Research published in 1999 showed that although the Club was having a positive effect on many children and their parents, the uptake of the scheme was significantly lower in less well off groups. Changes have subsequently been made to improve the overall access to the education programmes.
The aims of the relaunched children's traffic club in Scotland (CTCS) include:
Ensuring every three year old in Scotland has access to road safety education packs
To provide support packs for every health visitor in Scotland to help promote the CTCS and encourage parental involvement.
To encourage awareness raising initiatives from health boards and health promotion workers to ensure a multi agency approach to improving access to road safety education.
The CTCS was launched in 1995 and has played a vital role in improving young childrens' safety skills and knowledge before they start school. Every three year old in Scotland is invited to become a member of the club and receives a free education pack for their parents and carers, as well as stickers, competitions and activities.
The minister said: 'Research last year showed that children from lower income groups were four times as likely to be killed on roads in Scotland than those from well off families.

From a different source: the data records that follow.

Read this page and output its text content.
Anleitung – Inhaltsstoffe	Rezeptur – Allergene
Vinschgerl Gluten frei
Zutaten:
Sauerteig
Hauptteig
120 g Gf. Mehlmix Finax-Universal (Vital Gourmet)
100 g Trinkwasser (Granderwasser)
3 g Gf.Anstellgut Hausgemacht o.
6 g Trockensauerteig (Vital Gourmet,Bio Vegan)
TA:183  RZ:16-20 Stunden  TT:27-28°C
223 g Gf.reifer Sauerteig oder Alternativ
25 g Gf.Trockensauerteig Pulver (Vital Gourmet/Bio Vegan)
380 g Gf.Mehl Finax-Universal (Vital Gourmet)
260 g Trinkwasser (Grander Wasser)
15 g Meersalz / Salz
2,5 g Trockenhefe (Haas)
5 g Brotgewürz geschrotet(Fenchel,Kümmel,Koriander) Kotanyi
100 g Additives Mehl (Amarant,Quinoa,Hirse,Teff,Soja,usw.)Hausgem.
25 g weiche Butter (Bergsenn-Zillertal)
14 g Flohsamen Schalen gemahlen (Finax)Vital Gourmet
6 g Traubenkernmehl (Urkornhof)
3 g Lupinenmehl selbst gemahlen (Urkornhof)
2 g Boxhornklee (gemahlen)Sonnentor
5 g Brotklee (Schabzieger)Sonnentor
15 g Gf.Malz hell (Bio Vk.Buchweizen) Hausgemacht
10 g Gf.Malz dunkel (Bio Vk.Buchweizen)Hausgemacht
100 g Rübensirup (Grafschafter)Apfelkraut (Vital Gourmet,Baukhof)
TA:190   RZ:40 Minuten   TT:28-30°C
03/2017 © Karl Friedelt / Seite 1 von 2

'It is vital that every parent or carer knows this education is available. We have studied the success of the Club and we have made changes to make it even better.
'I believe the new format of the traffic club materials will ensure that the Club continues to be a successful and fun way to teach pre-school children about road safety, making an important contribution to improving the safety of children throughout the country.'
The new improvements were backed by minister for social justice Jackie Baillie. She said: 'The greater risk of children from poorer backgrounds dying on our roads is a stark reminder to everyone why we must maintain our commitment to social justice and ensure that every child has the best possible start to life.
'I am encouraged by the steps the children's traffic club has taken to ensure its materials are made more widely available and I hope they go some way to reducing the number of accidents on our streets.'
1. The children's traffic club in Scotland was launched by the Scottish Road Safety Campaign in 1995. It is funded by the Scottish executive. Free membership is offered to all three year olds in Scotland.
2. 'Research on Road Accidents and Children Living in Disadvantaged Areas' was published in 2000 and commissioned by the Scottish executive. This found that child pedestrians from disadvantaged areas are 4 times more likely to be killed as children from the highest socio-economic group. Their injuries are also likely to be more severe.
3. In 1999, there were 430 fatal and serious child pedestrian casualties, representing 27% of the total number of all casualties (1617). There were 17 fatal injuries and 413 serious injuries, both figures down on the previous year.